On 29 Jan 2008, at 18:51, Mike Orr wrote:
>
> @validate is another issue.  It's a nice convenience but it does limit
> what you can do in your code.  Going to a one-method scheme would
> require it to be bypassed or rewritten in the application.  I've also
> found another problem in that the forms I'm porting to Pylons have a
> Cancel button, which is supposed to bypass the validators and do a
> redirect.  I'd either have to have a big OR validator around all the
> others, or wrap or rewrite @validate to process "cancel" before
> executing the validators.
>
> So, I think the Pylons docs need to mention @rewrite's limitions and
> show how to work around  them (calling the validators manually in the
> action), and perhaps also show the one-method technique.  However, I'm
> not sure the one-method technique will be supported by map.resource,
> though you can use arguments to get something approaching that.

I'm not sure what you mean by one-method scheme.

What I was suggesting for @validate would still have two methods on  
the controller, one for form processing and one for displaying the  
form. It's just these would be accessed at the *same* URL, being  
differentiated by whether it was  POST or a GET.

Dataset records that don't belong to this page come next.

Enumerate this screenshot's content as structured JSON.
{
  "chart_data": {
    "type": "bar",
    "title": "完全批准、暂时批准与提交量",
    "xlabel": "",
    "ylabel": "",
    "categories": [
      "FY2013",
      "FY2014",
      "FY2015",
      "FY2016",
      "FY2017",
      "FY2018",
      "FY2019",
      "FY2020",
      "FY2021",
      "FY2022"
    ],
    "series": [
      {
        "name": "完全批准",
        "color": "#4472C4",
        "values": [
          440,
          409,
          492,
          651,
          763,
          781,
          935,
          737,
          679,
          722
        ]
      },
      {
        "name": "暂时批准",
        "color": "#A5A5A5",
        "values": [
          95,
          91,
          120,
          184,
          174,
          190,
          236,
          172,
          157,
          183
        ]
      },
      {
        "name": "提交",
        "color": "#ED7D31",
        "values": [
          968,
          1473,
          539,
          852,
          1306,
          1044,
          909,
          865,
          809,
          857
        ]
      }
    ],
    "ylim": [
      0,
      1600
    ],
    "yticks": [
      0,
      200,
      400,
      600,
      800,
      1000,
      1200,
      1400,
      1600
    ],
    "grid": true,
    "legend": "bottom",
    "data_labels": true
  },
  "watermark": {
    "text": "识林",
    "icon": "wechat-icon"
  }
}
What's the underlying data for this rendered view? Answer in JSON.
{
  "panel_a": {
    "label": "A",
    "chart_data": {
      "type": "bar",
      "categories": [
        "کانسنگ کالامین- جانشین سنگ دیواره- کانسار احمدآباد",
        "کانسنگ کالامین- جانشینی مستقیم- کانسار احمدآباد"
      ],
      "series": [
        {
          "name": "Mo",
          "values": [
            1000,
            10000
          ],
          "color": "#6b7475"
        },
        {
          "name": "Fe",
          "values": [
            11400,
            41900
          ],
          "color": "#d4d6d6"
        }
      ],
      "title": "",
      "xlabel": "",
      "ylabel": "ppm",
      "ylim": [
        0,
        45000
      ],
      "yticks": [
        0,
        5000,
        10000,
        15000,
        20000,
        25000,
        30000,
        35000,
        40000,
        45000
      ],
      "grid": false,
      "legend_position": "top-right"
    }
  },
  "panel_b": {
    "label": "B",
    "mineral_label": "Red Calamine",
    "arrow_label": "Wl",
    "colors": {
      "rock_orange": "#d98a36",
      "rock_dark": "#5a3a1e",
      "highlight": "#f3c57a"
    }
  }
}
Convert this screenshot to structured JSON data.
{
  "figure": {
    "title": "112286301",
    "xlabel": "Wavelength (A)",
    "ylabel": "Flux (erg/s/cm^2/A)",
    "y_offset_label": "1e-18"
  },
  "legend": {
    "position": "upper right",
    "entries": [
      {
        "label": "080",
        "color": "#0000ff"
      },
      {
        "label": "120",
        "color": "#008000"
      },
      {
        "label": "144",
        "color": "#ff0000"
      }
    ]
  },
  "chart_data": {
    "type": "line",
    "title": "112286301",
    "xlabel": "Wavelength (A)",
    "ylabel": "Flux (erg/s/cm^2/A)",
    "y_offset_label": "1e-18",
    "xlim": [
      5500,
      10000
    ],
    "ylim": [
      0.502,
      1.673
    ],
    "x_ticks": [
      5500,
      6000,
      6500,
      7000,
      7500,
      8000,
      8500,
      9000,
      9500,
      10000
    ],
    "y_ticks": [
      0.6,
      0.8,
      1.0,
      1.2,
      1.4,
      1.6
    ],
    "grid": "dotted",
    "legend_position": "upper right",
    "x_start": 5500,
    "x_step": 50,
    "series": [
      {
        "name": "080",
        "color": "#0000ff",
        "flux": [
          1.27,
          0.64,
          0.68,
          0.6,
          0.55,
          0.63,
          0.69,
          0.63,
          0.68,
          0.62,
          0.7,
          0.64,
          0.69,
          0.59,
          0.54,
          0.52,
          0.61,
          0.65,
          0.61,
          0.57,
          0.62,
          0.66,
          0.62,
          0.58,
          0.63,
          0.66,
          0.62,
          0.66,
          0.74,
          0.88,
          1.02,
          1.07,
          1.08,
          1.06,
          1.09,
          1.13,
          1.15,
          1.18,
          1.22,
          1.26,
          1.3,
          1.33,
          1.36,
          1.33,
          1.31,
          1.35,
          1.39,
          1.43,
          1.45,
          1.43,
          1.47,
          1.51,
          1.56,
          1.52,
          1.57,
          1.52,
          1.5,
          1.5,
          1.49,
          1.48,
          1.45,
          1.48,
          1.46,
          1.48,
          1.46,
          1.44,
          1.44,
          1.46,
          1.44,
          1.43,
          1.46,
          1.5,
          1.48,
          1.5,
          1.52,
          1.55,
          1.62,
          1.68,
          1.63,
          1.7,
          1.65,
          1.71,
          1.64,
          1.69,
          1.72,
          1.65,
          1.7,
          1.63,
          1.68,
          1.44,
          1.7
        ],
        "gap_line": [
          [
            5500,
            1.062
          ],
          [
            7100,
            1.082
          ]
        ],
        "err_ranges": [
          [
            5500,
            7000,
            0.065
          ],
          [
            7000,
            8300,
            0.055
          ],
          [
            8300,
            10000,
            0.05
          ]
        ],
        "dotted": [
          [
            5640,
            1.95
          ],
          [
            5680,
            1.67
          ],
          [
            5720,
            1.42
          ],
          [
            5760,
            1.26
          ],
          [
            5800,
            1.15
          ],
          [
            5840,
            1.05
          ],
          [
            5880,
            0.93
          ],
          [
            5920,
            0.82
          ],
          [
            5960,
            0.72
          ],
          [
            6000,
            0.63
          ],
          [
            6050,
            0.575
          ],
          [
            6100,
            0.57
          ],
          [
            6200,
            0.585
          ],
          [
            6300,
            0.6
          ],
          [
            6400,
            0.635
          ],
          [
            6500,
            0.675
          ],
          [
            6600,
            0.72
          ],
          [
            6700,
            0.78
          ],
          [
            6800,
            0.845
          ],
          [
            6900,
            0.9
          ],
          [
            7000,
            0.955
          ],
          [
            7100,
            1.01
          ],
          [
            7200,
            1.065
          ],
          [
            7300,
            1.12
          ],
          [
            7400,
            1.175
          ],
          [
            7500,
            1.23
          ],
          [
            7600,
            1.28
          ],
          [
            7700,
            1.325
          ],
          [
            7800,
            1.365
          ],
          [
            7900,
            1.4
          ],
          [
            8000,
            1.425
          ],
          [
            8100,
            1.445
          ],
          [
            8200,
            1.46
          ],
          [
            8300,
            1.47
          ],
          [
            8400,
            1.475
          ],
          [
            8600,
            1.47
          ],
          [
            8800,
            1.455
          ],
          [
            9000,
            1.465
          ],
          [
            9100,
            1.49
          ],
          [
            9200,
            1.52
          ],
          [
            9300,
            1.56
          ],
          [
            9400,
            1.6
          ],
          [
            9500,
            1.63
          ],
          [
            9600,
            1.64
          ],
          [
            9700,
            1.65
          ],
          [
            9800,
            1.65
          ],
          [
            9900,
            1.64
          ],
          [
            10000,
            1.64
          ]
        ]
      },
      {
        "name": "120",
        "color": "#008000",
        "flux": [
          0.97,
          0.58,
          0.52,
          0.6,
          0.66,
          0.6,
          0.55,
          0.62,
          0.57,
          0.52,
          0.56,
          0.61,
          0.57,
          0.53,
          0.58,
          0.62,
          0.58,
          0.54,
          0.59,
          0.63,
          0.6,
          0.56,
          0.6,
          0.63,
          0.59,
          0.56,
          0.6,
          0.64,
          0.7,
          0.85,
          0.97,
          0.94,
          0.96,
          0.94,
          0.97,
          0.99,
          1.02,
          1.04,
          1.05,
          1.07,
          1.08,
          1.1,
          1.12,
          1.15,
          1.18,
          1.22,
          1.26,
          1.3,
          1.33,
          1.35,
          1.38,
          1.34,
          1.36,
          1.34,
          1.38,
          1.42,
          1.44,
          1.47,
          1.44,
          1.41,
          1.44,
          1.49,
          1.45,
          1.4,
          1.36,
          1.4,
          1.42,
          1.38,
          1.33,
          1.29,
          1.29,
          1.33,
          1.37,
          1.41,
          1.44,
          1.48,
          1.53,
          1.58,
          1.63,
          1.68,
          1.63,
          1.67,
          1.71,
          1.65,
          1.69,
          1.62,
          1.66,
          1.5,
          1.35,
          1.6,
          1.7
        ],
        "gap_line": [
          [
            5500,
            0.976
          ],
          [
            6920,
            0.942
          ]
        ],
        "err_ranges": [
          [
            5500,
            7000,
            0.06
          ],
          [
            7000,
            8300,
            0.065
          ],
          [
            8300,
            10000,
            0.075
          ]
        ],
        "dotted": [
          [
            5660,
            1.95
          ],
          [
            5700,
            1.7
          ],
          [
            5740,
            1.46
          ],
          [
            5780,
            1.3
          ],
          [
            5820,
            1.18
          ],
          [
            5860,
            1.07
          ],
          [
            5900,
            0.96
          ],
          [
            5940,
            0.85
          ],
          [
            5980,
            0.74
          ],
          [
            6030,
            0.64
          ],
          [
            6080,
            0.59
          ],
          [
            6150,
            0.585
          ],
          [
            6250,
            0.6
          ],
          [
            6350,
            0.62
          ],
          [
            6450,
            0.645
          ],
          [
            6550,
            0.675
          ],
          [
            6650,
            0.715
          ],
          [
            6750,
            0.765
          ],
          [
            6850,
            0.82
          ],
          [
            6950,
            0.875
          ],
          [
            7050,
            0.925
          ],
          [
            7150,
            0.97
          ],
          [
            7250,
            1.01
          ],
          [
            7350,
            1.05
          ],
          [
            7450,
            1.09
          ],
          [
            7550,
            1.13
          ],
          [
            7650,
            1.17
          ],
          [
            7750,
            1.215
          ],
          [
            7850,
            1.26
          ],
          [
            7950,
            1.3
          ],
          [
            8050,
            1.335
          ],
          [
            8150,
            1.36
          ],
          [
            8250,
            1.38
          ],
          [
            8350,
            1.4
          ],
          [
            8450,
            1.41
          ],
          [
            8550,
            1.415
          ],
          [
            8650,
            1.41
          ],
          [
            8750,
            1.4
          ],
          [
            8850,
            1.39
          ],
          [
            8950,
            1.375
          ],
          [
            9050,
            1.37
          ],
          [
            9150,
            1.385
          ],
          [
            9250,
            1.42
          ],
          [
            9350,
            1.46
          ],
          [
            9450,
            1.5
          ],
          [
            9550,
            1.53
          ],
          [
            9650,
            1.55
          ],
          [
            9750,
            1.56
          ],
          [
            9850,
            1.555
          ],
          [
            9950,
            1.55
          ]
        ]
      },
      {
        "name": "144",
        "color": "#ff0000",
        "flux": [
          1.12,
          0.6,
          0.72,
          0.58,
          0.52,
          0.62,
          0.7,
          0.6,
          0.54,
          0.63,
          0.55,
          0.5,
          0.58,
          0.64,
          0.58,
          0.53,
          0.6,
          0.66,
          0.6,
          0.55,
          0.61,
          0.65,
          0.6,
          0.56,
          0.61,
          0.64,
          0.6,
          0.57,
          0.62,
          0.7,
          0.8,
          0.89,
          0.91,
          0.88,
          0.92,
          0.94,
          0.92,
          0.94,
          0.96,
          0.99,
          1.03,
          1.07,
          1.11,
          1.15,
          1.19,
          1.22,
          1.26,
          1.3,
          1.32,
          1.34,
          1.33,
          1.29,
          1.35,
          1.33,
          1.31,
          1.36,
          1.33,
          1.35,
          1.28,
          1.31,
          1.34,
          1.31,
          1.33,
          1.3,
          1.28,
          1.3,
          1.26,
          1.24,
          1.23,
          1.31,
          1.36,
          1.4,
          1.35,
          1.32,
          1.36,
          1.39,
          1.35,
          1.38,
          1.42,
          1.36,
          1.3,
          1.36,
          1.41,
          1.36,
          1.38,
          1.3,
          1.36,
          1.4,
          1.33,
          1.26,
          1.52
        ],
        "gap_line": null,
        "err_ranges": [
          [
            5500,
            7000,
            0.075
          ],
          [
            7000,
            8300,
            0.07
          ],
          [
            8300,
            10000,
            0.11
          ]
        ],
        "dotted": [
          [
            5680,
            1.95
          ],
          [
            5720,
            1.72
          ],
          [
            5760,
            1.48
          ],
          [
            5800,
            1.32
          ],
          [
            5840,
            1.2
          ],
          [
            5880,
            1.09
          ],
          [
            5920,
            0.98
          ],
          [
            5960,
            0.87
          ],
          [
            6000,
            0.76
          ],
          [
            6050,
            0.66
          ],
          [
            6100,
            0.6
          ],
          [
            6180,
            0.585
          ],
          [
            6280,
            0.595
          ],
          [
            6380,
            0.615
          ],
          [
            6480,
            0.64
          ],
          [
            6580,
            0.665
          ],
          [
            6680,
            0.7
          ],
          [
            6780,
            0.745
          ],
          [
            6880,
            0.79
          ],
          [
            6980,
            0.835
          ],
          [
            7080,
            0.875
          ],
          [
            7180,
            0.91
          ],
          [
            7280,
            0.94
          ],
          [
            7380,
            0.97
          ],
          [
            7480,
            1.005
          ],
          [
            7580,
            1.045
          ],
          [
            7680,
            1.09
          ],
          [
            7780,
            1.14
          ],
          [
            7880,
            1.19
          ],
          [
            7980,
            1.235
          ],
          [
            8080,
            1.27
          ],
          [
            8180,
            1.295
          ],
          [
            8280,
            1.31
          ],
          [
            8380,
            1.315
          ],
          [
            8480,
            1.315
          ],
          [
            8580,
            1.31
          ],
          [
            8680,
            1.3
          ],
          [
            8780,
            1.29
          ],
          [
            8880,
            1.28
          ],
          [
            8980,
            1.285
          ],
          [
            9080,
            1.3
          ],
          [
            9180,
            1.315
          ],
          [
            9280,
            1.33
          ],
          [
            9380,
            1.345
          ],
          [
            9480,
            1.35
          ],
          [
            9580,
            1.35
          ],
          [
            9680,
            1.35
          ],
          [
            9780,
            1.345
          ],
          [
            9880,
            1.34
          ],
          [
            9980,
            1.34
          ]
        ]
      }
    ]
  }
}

This is exactly what happens now when re-submitting a form that didn't  
validate... the form is redisplayed at, say, /account/create and also  
POSTed to /account/create. The difference is that there is an extra / 
account/create_form URL through which the form is accessed initially.  
What good does this extra URL do? As far as I can tell, none. So what  
I'm proposing isn't fundamentally different from what happens already  
with @validate, and it's not using any techniques that are not already  
used in the current @validate.

Regarding URLs, I only have the very vaguest idea of what REST is.  
Much like Matt, I structure my URLs like this:

/account/create <-- Create an account (GET displays the form, POST  
creates the account and redirects to /account/id)
/account/id <-- Displays the account details
/account/id/edit <-- Edit account details (similar to /account/create)
/account/delete <-- Deletes the account (GET gives a form asking  
confirmation, POST does the deletion).

This has worked very well for me so far.